From earlier work on this machine, I know that timings of tight loops on it are *very* dependent on exact placements of instructions, so that adding NOP operations in various places can speed up code 2x etc.
The questions I have:
1. Should we care about performance of this function on Cavium?
2. Is this CPU similar enough to other ARM64 CPUs in the wild, that above performance loss might generalize to other CPUs?
3. Is there a simple way to fix this problem?
4. What is the underlying reason of the slow down?
[14 Apr 2023 10:43]
Cai Yibo
Hi Jakub, I reproduced the performance regression on thunder-x2. What I observed is IPC drops from 2.81 to 1.86 and non-trivial increasing of stall_backend. Deeper analysis will require micro-architecture details. I tested on Arm server CPUs including Neoverse-N1 (amazon graviton2) and V1 (graviton3).
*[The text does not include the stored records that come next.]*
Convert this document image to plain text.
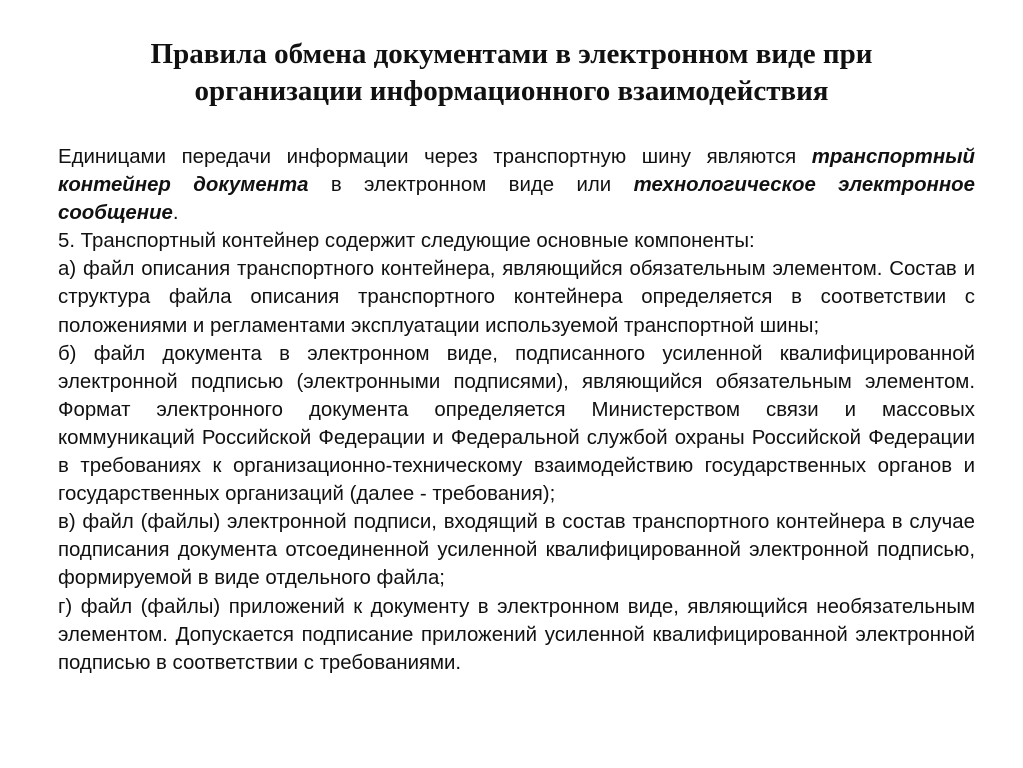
Правила обмена документами в электронном виде при
организации информационного взаимодействия

Единицами передачи информации через транспортную шину являются транспортный контейнер документа в электронном виде или технологическое электронное сообщение.

5. Транспортный контейнер содержит следующие основные компоненты:

а) файл описания транспортного контейнера, являющийся обязательным элементом. Состав и структура файла описания транспортного контейнера определяется в соответствии с положениями и регламентами эксплуатации используемой транспортной шины;

б) файл документа в электронном виде, подписанного усиленной квалифицированной электронной подписью (электронными подписями), являющийся обязательным элементом. Формат электронного документа определяется Министерством связи и массовых коммуникаций Российской Федерации и Федеральной службой охраны Российской Федерации в требованиях к организационно-техническому взаимодействию государственных органов и государственных организаций (далее - требования);

в) файл (файлы) электронной подписи, входящий в состав транспортного контейнера в случае подписания документа отсоединенной усиленной квалифицированной электронной подписью, формируемой в виде отдельного файла;

г) файл (файлы) приложений к документу в электронном виде, являющийся необязательным элементом. Допускается подписание приложений усиленной квалифицированной электронной подписью в соответствии с требованиями.
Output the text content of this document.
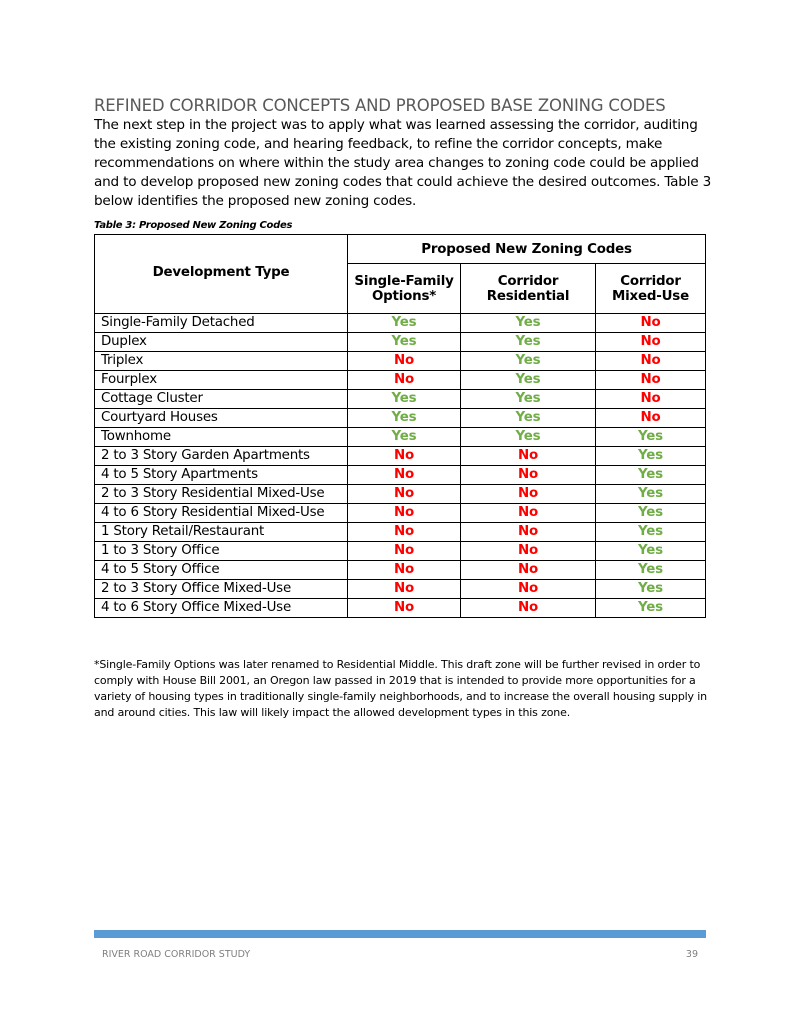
REFINED CORRIDOR CONCEPTS AND PROPOSED BASE ZONING CODES
The next step in the project was to apply what was learned assessing the corridor, auditing the existing zoning code, and hearing feedback, to refine the corridor concepts, make recommendations on where within the study area changes to zoning code could be applied and to develop proposed new zoning codes that could achieve the desired outcomes. Table 3 below identifies the proposed new zoning codes.
Table 3: Proposed New Zoning Codes
Development Type	Proposed New Zoning Codes		
	Single-Family Options*	Corridor Residential	Corridor Mixed-Use
Single-Family Detached	Yes	Yes	No
Duplex	Yes	Yes	No
Triplex	No	Yes	No
Fourplex	No	Yes	No
Cottage Cluster	Yes	Yes	No
Courtyard Houses	Yes	Yes	No
Townhome	Yes	Yes	Yes
2 to 3 Story Garden Apartments	No	No	Yes
4 to 5 Story Apartments	No	No	Yes
2 to 3 Story Residential Mixed-Use	No	No	Yes
4 to 6 Story Residential Mixed-Use	No	No	Yes
1 Story Retail/Restaurant	No	No	Yes
1 to 3 Story Office	No	No	Yes
4 to 5 Story Office	No	No	Yes
2 to 3 Story Office Mixed-Use	No	No	Yes
4 to 6 Story Office Mixed-Use	No	No	Yes
*Single-Family Options was later renamed to Residential Middle. This draft zone will be further revised in order to comply with House Bill 2001, an Oregon law passed in 2019 that is intended to provide more opportunities for a variety of housing types in traditionally single-family neighborhoods, and to increase the overall housing supply in and around cities. This law will likely impact the allowed development types in this zone.
RIVER ROAD CORRIDOR STUDY	39
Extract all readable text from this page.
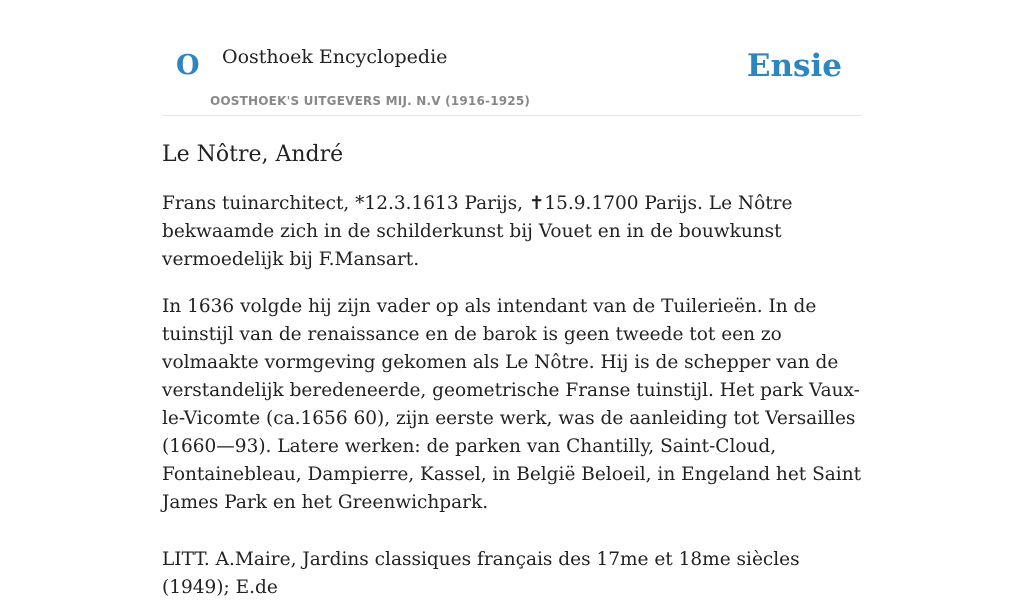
O Oosthoek Encyclopedie
OOSTHOEK'S UITGEVERS MIJ. N.V (1916-1925)
Ensie
Le Nôtre, André

Frans tuinarchitect, *12.3.1613 Parijs, ✝15.9.1700 Parijs. Le Nôtre bekwaamde zich in de schilderkunst bij Vouet en in de bouwkunst vermoedelijk bij F.Mansart.

In 1636 volgde hij zijn vader op als intendant van de Tuilerieën. In de tuinstijl van de renaissance en de barok is geen tweede tot een zo volmaakte vormgeving gekomen als Le Nôtre. Hij is de schepper van de verstandelijk beredeneerde, geometrische Franse tuinstijl. Het park Vaux-le-Vicomte (ca.1656 60), zijn eerste werk, was de aanleiding tot Versailles (1660—93). Latere werken: de parken van Chantilly, Saint-Cloud, Fontainebleau, Dampierre, Kassel, in België Beloeil, in Engeland het Saint James Park en het Greenwichpark.

LITT. A.Maire, Jardins classiques français des 17me et 18me siècles (1949); E.de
Saw small but stable performance improvement. But given the improvement is not significant, I think we can hold on accepting this change. Will update if there are new findings.
[14 Apr 2023 17:31]
Jakub Lopuszanski
Hi Cai Yibo! Apart from these micro-benchmarks, did you run any end-to-end tests to see the impact on the overall transactions per seconds?
[17 Apr 2023 2:13]
Cai Yibo
I ran sysbench write-only benchmark, 1 and 32 threads. No obvious performance difference is found.
[17 Apr 2023 5:06]
Cai Yibo
Just FYI. Looks clang is able to identify the pattern and eliminate the redundant instructions. Tested with clang-10 on thunder-x2, with or without the patch, the machine code and performance are the same. Clang unrolls the 508 loop, it performs better than gcc on this benchmark, but slower on 16338 benchmark.
[17 Apr 2023 8:24]
Jakub Lopuszanski
Thanks for this information! In general if we can let the compiler do the hard work which it was supposed to be doing, instead of adding #ifdefs, then it's great. I mean, the code already has a lot of #ifdefs...and removing them seems harder than adding them...and compilers get better each year. So, one natural approach is to keep the C++ code simple (for humans reading and maintaining it, and for compilers trying to optimize it), and just wait for compilers to get smarter. Taking into account: 1. that there is at least one compiler which knows how to produce fast assembly from existing C++ code 2. that there is at least one family of CPUs and compilers for which the patch causes regression 3. there's no obvious gain in end-to-end TPS I think the reasonable thing to do is to not apply any patch now. Thank you for patch and analysis. I hope we will find places where the trade-off is more obvious.